ENTRYPOINT ["tail", "-f", "/dev/null"]

created a image via docker build -t frankenphp_test . and pushed it into the open shift registry. If I create the container locally everything is working fine. It's this special environment (Openshift / Kubernetes) where it is not working, to be more precise, a simple call to frankenphp -v gives me the following result: (tried also a php -v)

1000700000@frontend-654fdccc96-rm28j:/usr/local/bin$ ./php -v
PHP 8.3.6 (cli) (built: Apr 11 2024 18:05:35) (ZTS)
Copyright (c) The PHP Group
Zend Engine v4.3.6, Copyright (c) Zend Technologies
1000700000@frontend-654fdccc96-rm28j:/usr/local/bin$ ./frankenphp -v
bash: ./frankenphp: Operation not permitted
1000700000@frontend-654fdccc96-rm28j:/usr/local/bin$

So I guess without access to this environment it would be hard to reproduce the issue and to be honest - the more I dig into this (Openshift / Kubernetes) the more I get the feeling this is an edge case here. I also used gdb, strace, ... in order to maybe get some information why it gives me "Operation not permitted" but with no luck. So I definitely could investigate a little bit further if there are some things which I could test here.

[withinboredom]

@dunglas I am able to also reproduce in regular k8s even though it isn't binding to a lower port (afaik).

[dunglas]

Could you do a ls -l ./frankenphp, it looks like the binary itself doesn't have the good permissions.

[withinboredom]

It looks like the issue is here: https://github.com/dunglas/frankenphp/blob/main/Dockerfile#L93

This requires that the associated kernel namespace also have the requisite permissions. Removing this line means you can use high ports in k8s (and probably openshift) without also needing NET_BIND.

[interose]

Could you do a ls -l ./frankenphp, it looks like the binary itself doesn't have the good permissions.
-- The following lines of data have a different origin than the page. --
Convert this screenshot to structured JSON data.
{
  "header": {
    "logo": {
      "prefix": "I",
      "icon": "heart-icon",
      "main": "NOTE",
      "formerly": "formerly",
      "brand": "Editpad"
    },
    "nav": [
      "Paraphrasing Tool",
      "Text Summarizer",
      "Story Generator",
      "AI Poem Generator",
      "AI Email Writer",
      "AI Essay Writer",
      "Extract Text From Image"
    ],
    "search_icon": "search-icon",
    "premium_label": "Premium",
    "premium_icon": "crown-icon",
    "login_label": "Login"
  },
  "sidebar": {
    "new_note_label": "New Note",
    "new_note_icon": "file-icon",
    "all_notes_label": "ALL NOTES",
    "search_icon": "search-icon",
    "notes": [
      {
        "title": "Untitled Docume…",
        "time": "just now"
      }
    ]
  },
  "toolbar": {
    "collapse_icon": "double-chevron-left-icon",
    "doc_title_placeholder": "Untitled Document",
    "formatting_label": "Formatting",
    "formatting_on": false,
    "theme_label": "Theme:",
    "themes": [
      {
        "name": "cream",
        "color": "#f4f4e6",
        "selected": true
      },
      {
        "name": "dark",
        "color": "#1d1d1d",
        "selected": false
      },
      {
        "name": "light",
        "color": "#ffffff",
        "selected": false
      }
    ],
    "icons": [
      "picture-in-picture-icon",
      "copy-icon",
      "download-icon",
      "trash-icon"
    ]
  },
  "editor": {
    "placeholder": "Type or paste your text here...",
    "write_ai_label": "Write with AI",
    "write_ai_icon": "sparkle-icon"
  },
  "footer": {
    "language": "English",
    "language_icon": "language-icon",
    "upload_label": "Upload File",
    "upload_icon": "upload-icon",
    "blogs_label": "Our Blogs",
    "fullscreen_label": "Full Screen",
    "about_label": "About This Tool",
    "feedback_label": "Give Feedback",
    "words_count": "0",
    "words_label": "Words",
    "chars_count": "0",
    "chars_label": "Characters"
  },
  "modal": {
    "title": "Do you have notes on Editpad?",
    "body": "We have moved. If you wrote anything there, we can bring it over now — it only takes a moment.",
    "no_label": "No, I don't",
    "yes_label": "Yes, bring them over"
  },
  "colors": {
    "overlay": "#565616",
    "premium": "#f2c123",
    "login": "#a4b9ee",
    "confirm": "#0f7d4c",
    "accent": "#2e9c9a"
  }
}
It was 755 (like the other executables within /usr/local/bin). To rule that out I changed it to 777 -> same result.

[interose]

OMG - I noticed I had the wrong dir within one statement - sbin instead of bin. With this

FROM dunglas/frankenphp

RUN chgrp -R 0 /usr/local/bin && chmod -R g=u /usr/local/bin

ENTRYPOINT ["tail", "-f", "/dev/null"]

at least the command frankenphp -v and frankenphp -h works as expected. Sorry, sorry for that.
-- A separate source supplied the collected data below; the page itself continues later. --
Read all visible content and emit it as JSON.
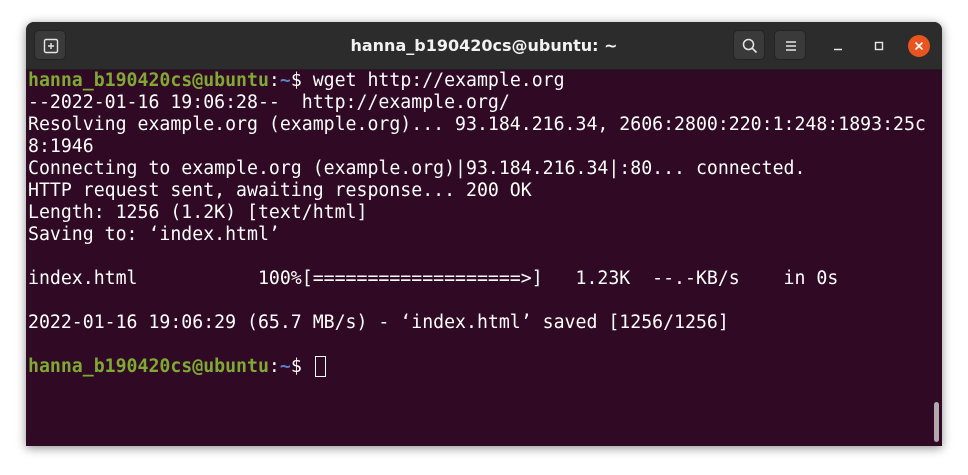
{
  "window": {
    "title": "hanna_b190420cs@ubuntu: ~"
  },
  "titlebar": {
    "icons": {
      "new_tab": "new-tab-icon",
      "search": "search-icon",
      "menu": "hamburger-menu-icon",
      "minimize": "minimize-icon",
      "maximize": "maximize-icon",
      "close": "close-icon"
    }
  },
  "colors": {
    "terminal_bg": "#300a24",
    "prompt_user": "#7ea933",
    "prompt_path": "#5b7ec9",
    "close_button": "#e95420"
  },
  "terminal": {
    "prompt_1": {
      "user": "hanna_b190420cs@ubuntu",
      "colon": ":",
      "path": "~",
      "symbol": "$ ",
      "command": "wget http://example.org"
    },
    "output": [
      "--2022-01-16 19:06:28--  http://example.org/",
      "Resolving example.org (example.org)... 93.184.216.34, 2606:2800:220:1:248:1893:25c",
      "8:1946",
      "Connecting to example.org (example.org)|93.184.216.34|:80... connected.",
      "HTTP request sent, awaiting response... 200 OK",
      "Length: 1256 (1.2K) [text/html]",
      "Saving to: ‘index.html’",
      "",
      "index.html           100%[===================>]   1.23K  --.-KB/s    in 0s",
      "",
      "2022-01-16 19:06:29 (65.7 MB/s) - ‘index.html’ saved [1256/1256]",
      ""
    ],
    "prompt_2": {
      "user": "hanna_b190420cs@ubuntu",
      "colon": ":",
      "path": "~",
      "symbol": "$ ",
      "command": ""
    }
  }
}
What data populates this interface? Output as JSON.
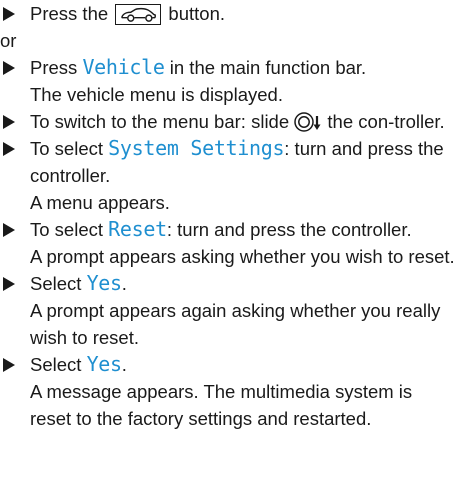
{
  "steps": [
    {
      "before": "Press the ",
      "icon": "car-icon",
      "after": " button."
    },
    {
      "or": "or"
    },
    {
      "before": "Press ",
      "ui": "Vehicle",
      "after": " in the main function bar.",
      "result": "The vehicle menu is displayed."
    },
    {
      "before": "To switch to the menu bar: slide ",
      "icon": "controller-slide-down-icon",
      "after": " the con-troller."
    },
    {
      "before": "To select ",
      "ui": "System Settings",
      "after": ": turn and press the controller.",
      "result": "A menu appears."
    },
    {
      "before": "To select ",
      "ui": "Reset",
      "after": ": turn and press the controller.",
      "result": "A prompt appears asking whether you wish to reset."
    },
    {
      "before": "Select ",
      "ui": "Yes",
      "after": ".",
      "result": "A prompt appears again asking whether you really wish to reset."
    },
    {
      "before": "Select ",
      "ui": "Yes",
      "after": ".",
      "result": "A message appears. The multimedia system is reset to the factory settings and restarted."
    }
  ],
  "colors": {
    "ui_text": "#1f8fd0",
    "body_text": "#1a1a1a"
  }
}
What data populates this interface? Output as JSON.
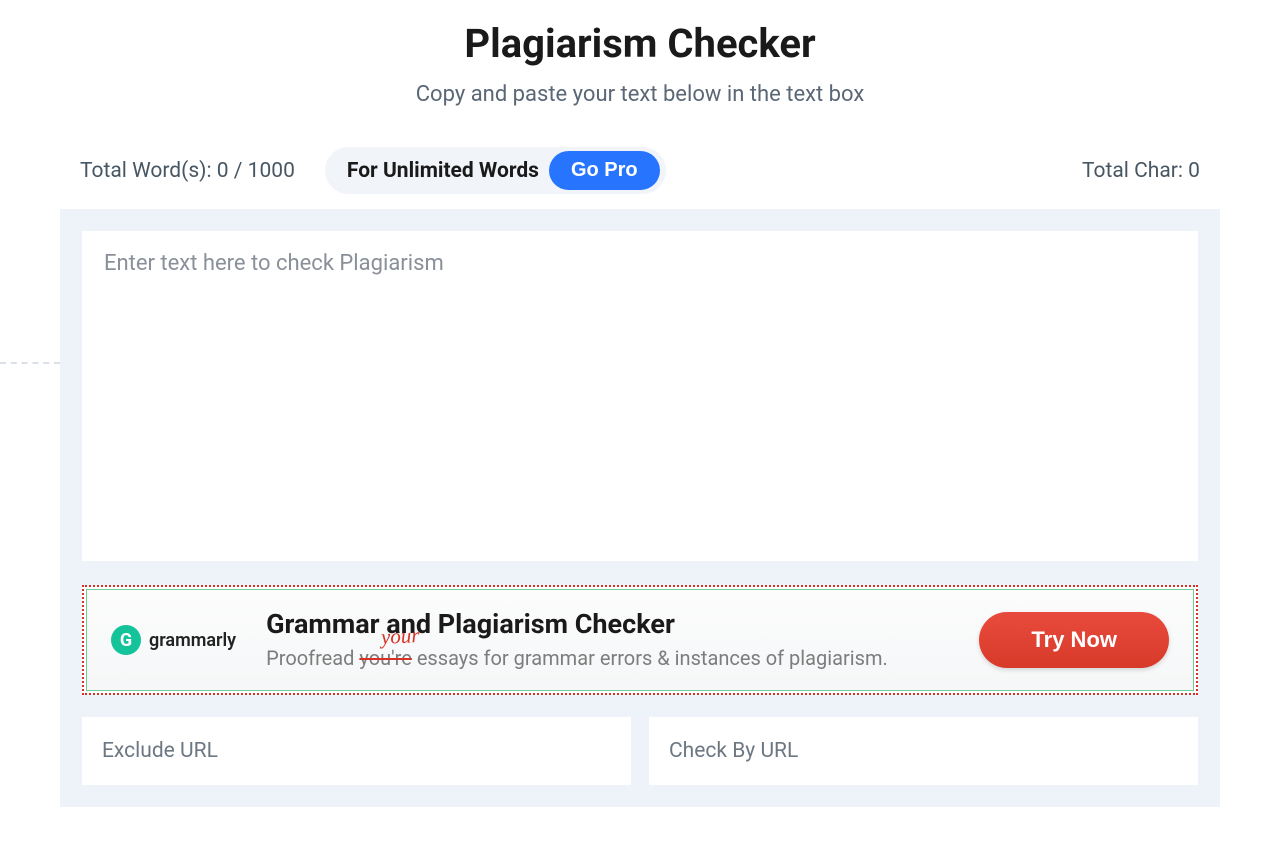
{
  "header": {
    "title": "Plagiarism Checker",
    "subtitle": "Copy and paste your text below in the text box"
  },
  "stats": {
    "word_count_label": "Total Word(s): 0 / 1000",
    "unlimited_label": "For Unlimited Words",
    "go_pro_label": "Go Pro",
    "char_count_label": "Total Char: 0"
  },
  "textarea": {
    "placeholder": "Enter text here to check Plagiarism"
  },
  "ad": {
    "brand_name": "grammarly",
    "brand_icon_letter": "G",
    "title": "Grammar and Plagiarism Checker",
    "handwritten": "your",
    "desc_prefix": "Proofread ",
    "desc_strike": "you're",
    "desc_suffix": " essays for grammar errors & instances of plagiarism.",
    "cta_label": "Try Now"
  },
  "url_inputs": {
    "exclude_placeholder": "Exclude URL",
    "check_placeholder": "Check By URL"
  }
}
Now I'm going to test the whole story.

[jhonatanhulse]

Ok but now i have this :

docker logs bff-iauto-frankenphp kev@kev {"level":"info","ts":1709142955.9294713,"msg":"using provided configuration","config_file":"/etc/caddy/Caddyfile","config_adapter":"caddyfile"} {"level":"warn","ts":1709142955.93021,"msg":"Caddyfile input is not formatted; run 'caddy fmt --overwrite' to fix inconsistencies","adapter":"caddyfile","file":"/etc/caddy/Caddyfile","line":16} {"level":"info","ts":1709142955.93076,"logger":"admin","msg":"admin endpoint started","address":"localhost:2019","enforce_origin":false,"origins":["//localhost:2019","//[::1]:2019","//127.0.0.1:2019"]} {"level":"info","ts":1709142955.9309363,"logger":"http.auto_https","msg":"server is listening only on the HTTPS port but has no TLS connection policies; adding one to enable TLS","server_name":"srv0","https_port":443} {"level":"info","ts":1709142955.9309967,"logger":"http.auto_https","msg":"enabling automatic HTTP->HTTPS redirects","server_name":"srv0"} {"level":"info","ts":1709142955.931001,"logger":"tls.cache.maintenance","msg":"started background certificate maintenance","cache":"0xc000525600"} {"level":"info","ts":1709142955.931198,"logger":"tls.cache.maintenance","msg":"stopped background certificate maintenance","cache":"0xc000525600"} Error: loading initial config: loading new config: loading http app module: provision http: loading pki app module: provision pki: provisioning CA 'local': loading root cert: open /data/caddy/pki/authorities/local/root.crt: permission denied

Its ok only with docker exec -it bash . We have www-data user , but after if i request i have this

@kilwir76 I'm not sure if this helps you but I was facing a similar issue and deleting the volumes caddy_data and caddy_config fixed my problem. I deleted them with docker volume rm and restarted the services.